Comment le film a-t-il été reçu en Italie ?

Il est sorti en avril 2012. Et il a immédiatement suscité des réactions violentes. Certains militants altermondialistes me reprochaient de n’avoir pas rendu justice à leur cause en n’exposant pas clairement leurs aspirations politiques – ce qui n’était pas l’objet de mon film – et sur l’autre versant, les syndicats de police d’extrême-droite m’ont attaqué parce que je ne montrais pas ce qui s’est passé dans les rues de Gênes et qui, selon eux, pouvait motiver la brutalité de leurs assauts. Ces réactions ont fait beaucoup de bruit, mais elles étaient plutôt marginales. Le film a suscité un débat très riche et, pour la première fois en Italie, on s’est mis à parler de ce qui s’était passé à Gênes.
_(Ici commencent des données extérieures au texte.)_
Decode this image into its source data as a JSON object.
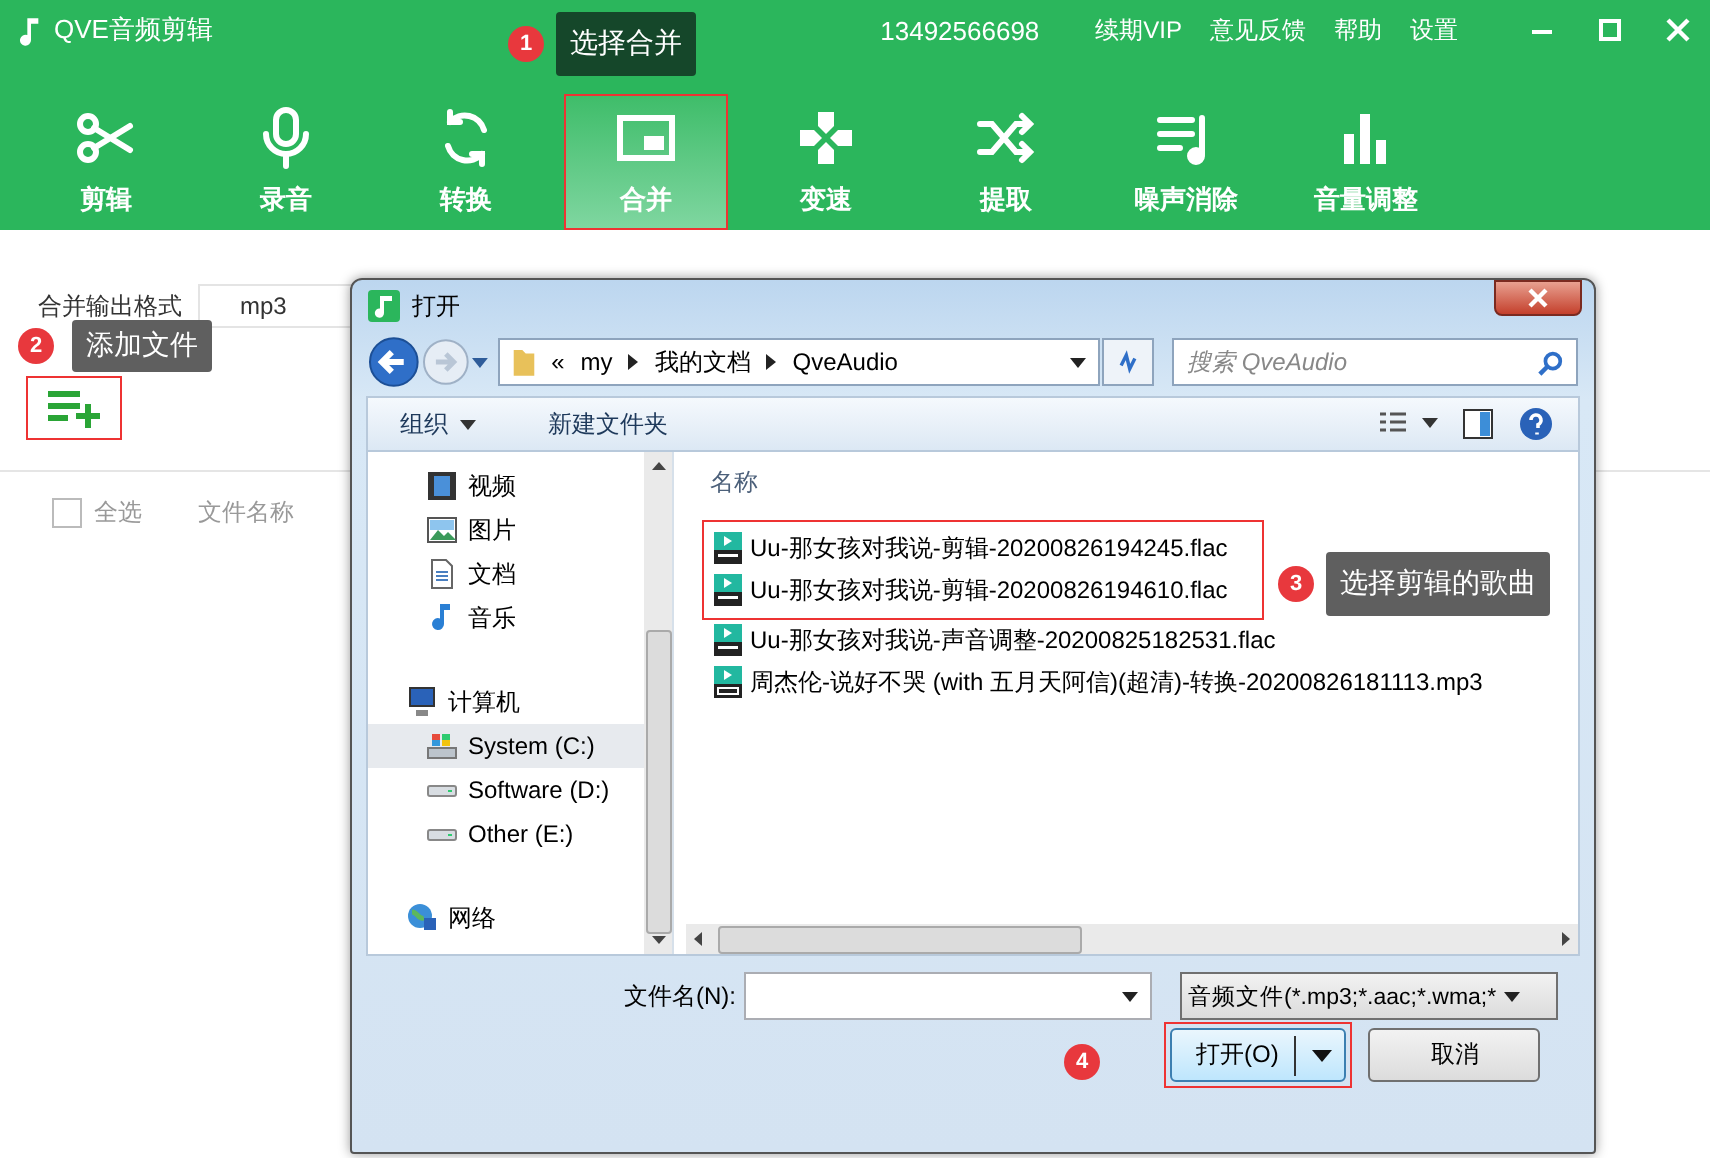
{
  "app": {
    "title": "QVE音频剪辑",
    "phone": "13492566698",
    "links": [
      "续期VIP",
      "意见反馈",
      "帮助",
      "设置"
    ]
  },
  "tools": [
    {
      "label": "剪辑",
      "selected": false,
      "highlighted": false
    },
    {
      "label": "录音",
      "selected": false,
      "highlighted": false
    },
    {
      "label": "转换",
      "selected": false,
      "highlighted": false
    },
    {
      "label": "合并",
      "selected": true,
      "highlighted": true
    },
    {
      "label": "变速",
      "selected": false,
      "highlighted": false
    },
    {
      "label": "提取",
      "selected": false,
      "highlighted": false
    },
    {
      "label": "噪声消除",
      "selected": false,
      "highlighted": false
    },
    {
      "label": "音量调整",
      "selected": false,
      "highlighted": false
    }
  ],
  "merge": {
    "format_label": "合并输出格式",
    "format_value": "mp3",
    "add_highlighted": true,
    "select_all": {
      "label": "全选",
      "checked": false
    },
    "column_2": "文件名称"
  },
  "callouts": [
    {
      "number": "1",
      "text": "选择合并"
    },
    {
      "number": "2",
      "text": "添加文件"
    },
    {
      "number": "3",
      "text": "选择剪辑的歌曲"
    },
    {
      "number": "4"
    }
  ],
  "dialog": {
    "title": "打开",
    "path": [
      "«",
      "my",
      "我的文档",
      "QveAudio"
    ],
    "search_placeholder": "搜索 QveAudio",
    "organize": "组织",
    "new_folder": "新建文件夹",
    "nav": [
      {
        "label": "视频",
        "kind": "video",
        "selected": false
      },
      {
        "label": "图片",
        "kind": "picture",
        "selected": false
      },
      {
        "label": "文档",
        "kind": "doc",
        "selected": false
      },
      {
        "label": "音乐",
        "kind": "music",
        "selected": false
      },
      {
        "label": "计算机",
        "kind": "computer",
        "selected": false,
        "children": [
          {
            "label": "System (C:)",
            "kind": "system",
            "selected": true
          },
          {
            "label": "Software (D:)",
            "kind": "drive",
            "selected": false
          },
          {
            "label": "Other (E:)",
            "kind": "drive",
            "selected": false
          }
        ]
      },
      {
        "label": "网络",
        "kind": "network",
        "selected": false
      }
    ],
    "column": "名称",
    "files": [
      {
        "name": "Uu-那女孩对我说-剪辑-20200826194245.flac",
        "kind": "flac",
        "highlighted": true
      },
      {
        "name": "Uu-那女孩对我说-剪辑-20200826194610.flac",
        "kind": "flac",
        "highlighted": true
      },
      {
        "name": "Uu-那女孩对我说-声音调整-20200825182531.flac",
        "kind": "flac",
        "highlighted": false
      },
      {
        "name": "周杰伦-说好不哭 (with 五月天阿信)(超清)-转换-20200826181113.mp3",
        "kind": "mp3",
        "highlighted": false
      }
    ],
    "filename_label": "文件名(N):",
    "filter": "音频文件(*.mp3;*.aac;*.wma;*",
    "open": "打开(O)",
    "open_highlighted": true,
    "cancel": "取消"
  }
}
Quelques mois après la sortie, les derniers jugements sur les évènements de l’école Diaz ont été rendus, encore en faveur de la police, et on en a parlé dans les médias, alors qu’avant on les passait sous silence.

Des professeurs et des étudiants me demandent régulièrement le droit de projeter le film dans leur école, souvent contre l’avis de l’administration. Cette années, il y a eu des grèves dans les lycées et le film a été montré dans une cinquantaine d’établissements. Aucune télé ne voulait passer Diaz mais, sous la pression des réseaux sociaux, les dirigeants de la télévision publique ont été obligés de se justifier et la RAI 3 a fini par l’acheter. Ce qui ne veut pas dire qu’ils vont le diffuser.